Our Nuclear Renaissance: Made in Asia?

Set aside your views on the safety and efficacy of nuclear power for a minute and think about this: is it desirable to trade America's dependence on foreign oil for dependence on renewables and nuclear energy manufacturing abroad? Worse yet, should we allow our tax dollars to make this possible?

Sadly, that may be our reality. A made-in-China Texas windfarm project last year was slated for federal assistance. Fortunately, a public outcry and outrage from Congress will likely ensure that more of its wind energy components are manufactured in the U.S. But, a potentially bigger battle lies ahead.

With the Obama Administration's announcement of $8.33 billion in federal loan guarantees for two proposed reactors in Burke, Georgia, tax dollars may in fact be headed to Asia to support the manufacture of nuclear components. Already, Japan -- home of recall-plagued Toyota -- may approve financing for the nuclear project, an indication that some high-value components will be made there. And, given China's keen interest in rapidly developing its own nuclear power generating and manufacturing capability, it is highly likely that Chinese manufacturers of steel and other nuclear components have some skin in the game, as well.
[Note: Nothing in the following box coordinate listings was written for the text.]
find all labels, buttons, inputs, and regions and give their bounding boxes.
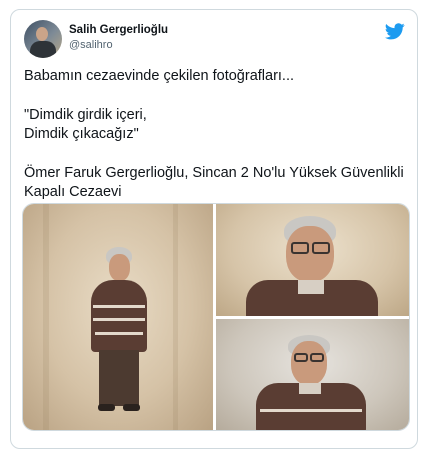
twitter-bird-icon[interactable] [385, 23, 405, 40]
tweet-card[interactable]: Salih Gergerlioğlu @salihro Babamın ceza… [10, 9, 418, 449]
avatar[interactable] [24, 20, 62, 58]
photo-portrait-front[interactable] [216, 319, 409, 430]
author-handle[interactable]: @salihro [69, 39, 113, 51]
photo-portrait-close[interactable] [216, 204, 409, 316]
tweet-quote: "Dimdik girdik içeri, Dimdik çıkacağız" [24, 106, 409, 144]
tweet-caption: Ömer Faruk Gergerlioğlu, Sincan 2 No'lu … [24, 165, 404, 200]
quote-line1: "Dimdik girdik içeri, [24, 107, 147, 123]
author-name[interactable]: Salih Gergerlioğlu [69, 24, 168, 36]
tweet-text-line1: Babamın cezaevinde çekilen fotoğrafları.… [24, 68, 295, 84]
quote-line2: Dimdik çıkacağız" [24, 126, 139, 142]
photo-full-body[interactable] [23, 204, 213, 430]
media-grid[interactable] [22, 203, 410, 431]
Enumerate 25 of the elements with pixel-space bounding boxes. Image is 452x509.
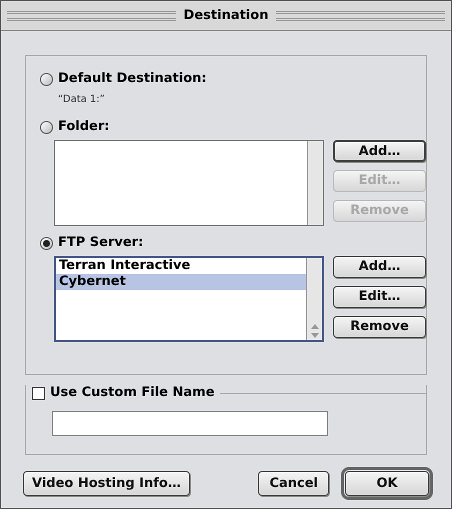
dialog-button[interactable]: Video Hosting Info… <box>23 471 190 496</box>
dialog-button[interactable]: Cancel <box>258 471 329 496</box>
dialog-button[interactable]: Add… <box>333 140 426 162</box>
option-label[interactable]: Folder: <box>58 117 110 137</box>
option-label[interactable]: FTP Server: <box>58 233 144 253</box>
checkbox[interactable] <box>32 386 45 400</box>
option-label[interactable]: Default Destination: <box>58 69 207 89</box>
radio-button[interactable] <box>40 72 53 86</box>
scroll-down-icon[interactable] <box>310 333 318 338</box>
list-box[interactable]: Terran Interactive Cybernet <box>54 256 324 342</box>
list-box[interactable] <box>54 140 324 226</box>
list-item[interactable]: Cybernet <box>56 274 306 290</box>
list-item[interactable]: Terran Interactive <box>56 258 306 274</box>
dialog-button[interactable]: Remove <box>333 316 426 338</box>
file-name-field[interactable] <box>52 411 328 436</box>
radio-button[interactable] <box>40 236 53 250</box>
window-title: Destination <box>182 6 270 25</box>
dialog-button[interactable]: Edit… <box>333 286 426 308</box>
destination-path: “Data 1:” <box>57 93 106 107</box>
scroll-up-icon[interactable] <box>310 324 318 329</box>
scrollbar[interactable] <box>306 258 322 340</box>
radio-button[interactable] <box>40 120 53 134</box>
dialog-button[interactable]: Add… <box>333 256 426 278</box>
scrollbar[interactable] <box>307 141 323 225</box>
checkbox-label[interactable]: Use Custom File Name <box>50 383 215 403</box>
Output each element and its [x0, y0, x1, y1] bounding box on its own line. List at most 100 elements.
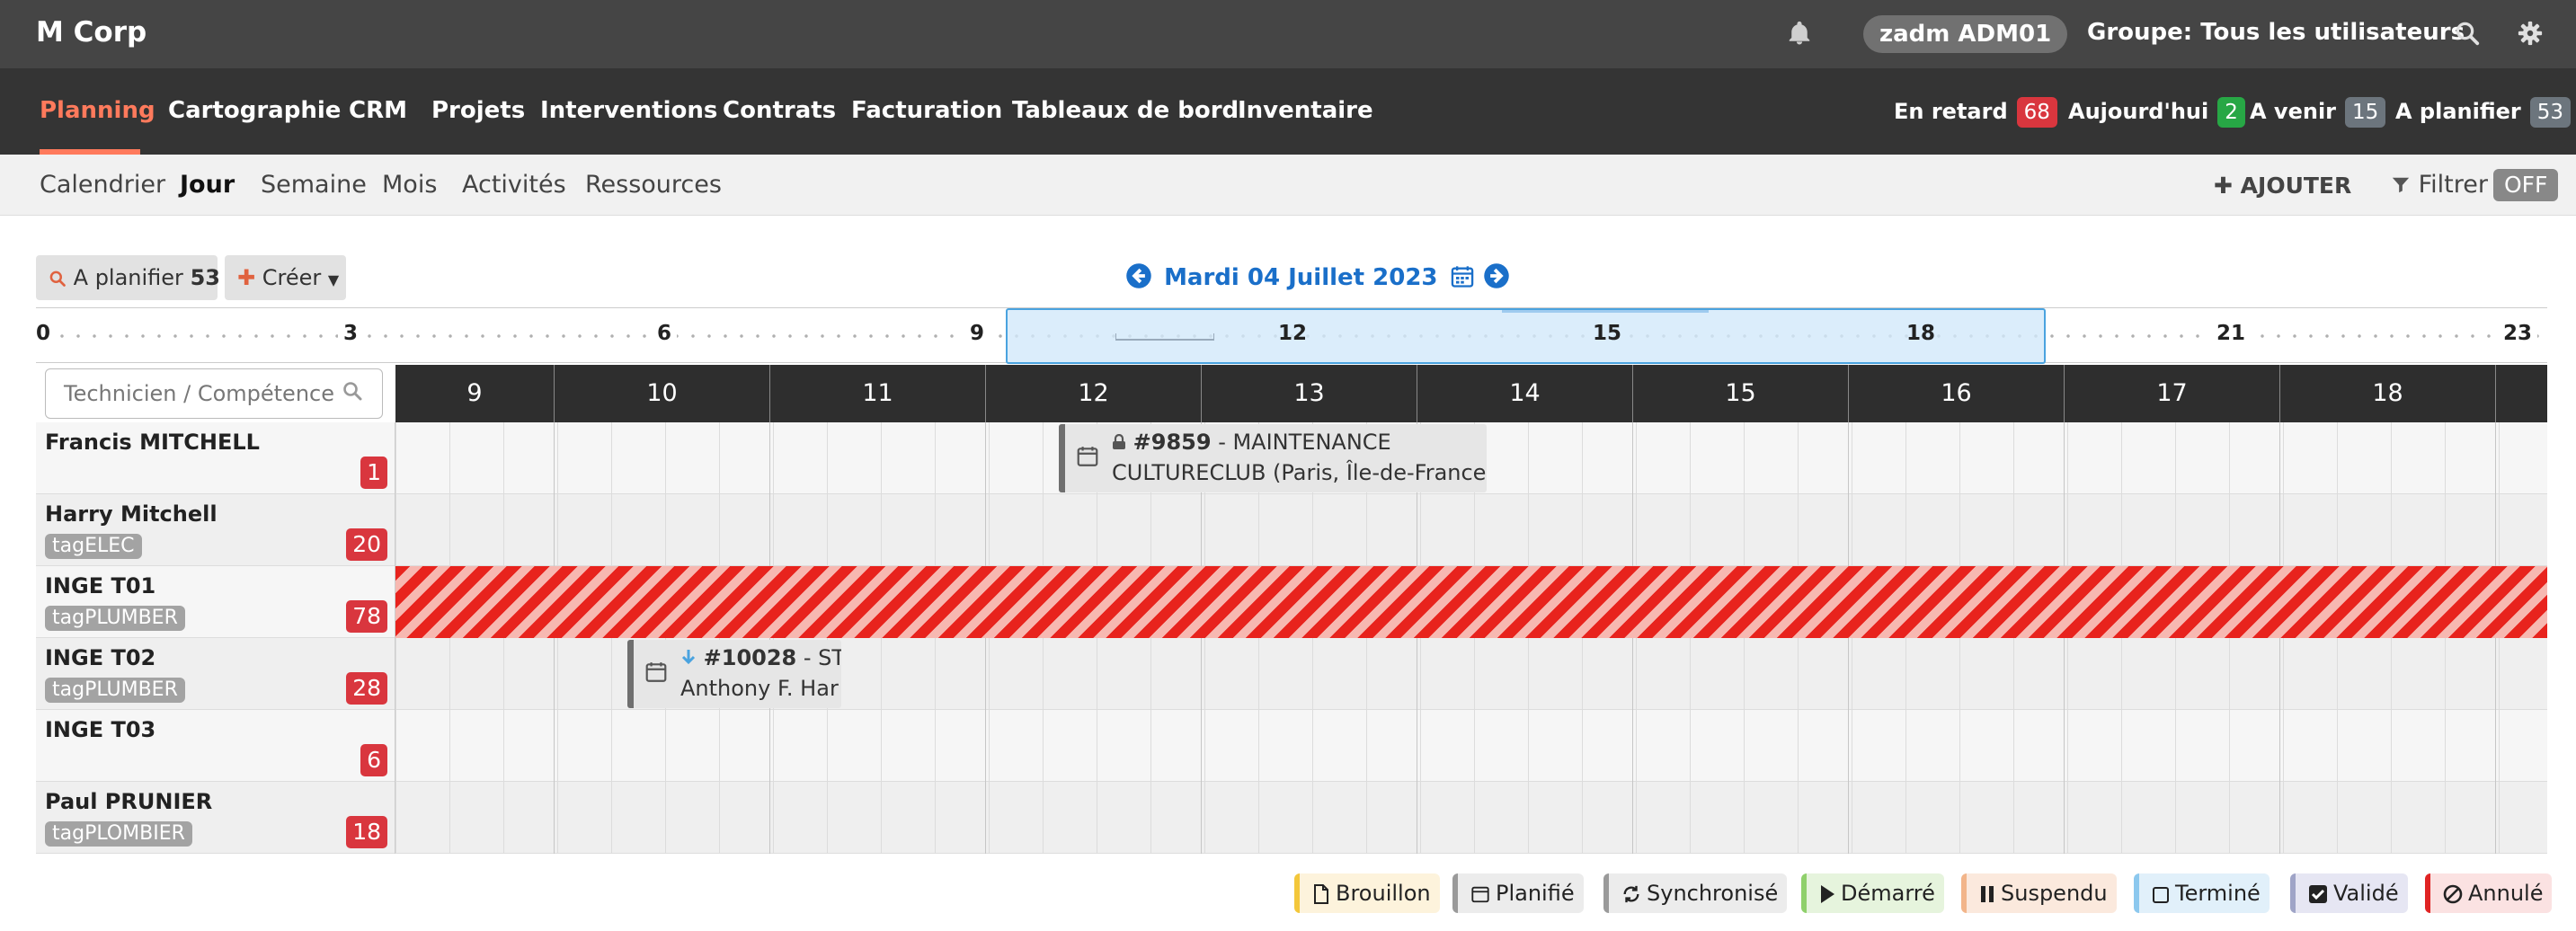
- hour-label: 12: [985, 365, 1201, 422]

To be fair, other countries with significant nuclear generating capacity have developed manufacturing capabilities for these components, in large part with the assistance of their governments, while the U.S. is still playing catch up. But for those who believe that nuclear power generation is viable in the U.S., the place of manufacture should be a critical concern. It just does not make sense to manufacture components overseas, where our regulators have less ability to monitor safety. More directly, it makes absolutely no sense to allow the manufacture of critical nuclear power components in China, which has a very spotty track record on product safety -- think faulty welds on Bay Bridge girders, lead-coated steel, defective tire treads, lead-painted toys, and tainted pet food, Heparin, and toothpaste, etc.

So far, Southern Company, the utility involved, has not publicly answered these sourcing questions. Clearly, we should demand some answers. Congress, the Nuclear Regulatory Commission, and taxpayers -- working families who will actually pay this bill -- all have a right to know.

The Nuclear Regulatory Commission will consider whether or not the reactors fulfill requirements for construction and operating licenses. United Steelworkers union President Leo Gerard has already fired off a letter to the NRC raising some of these concerns.

If the Administration is willing to pony up more than $8 billion for two nuclear reactors, Congress had better make sure they are safe and made in America. Combining outsourcing with nuclear safety is dangerous chemistry -- and risky politics.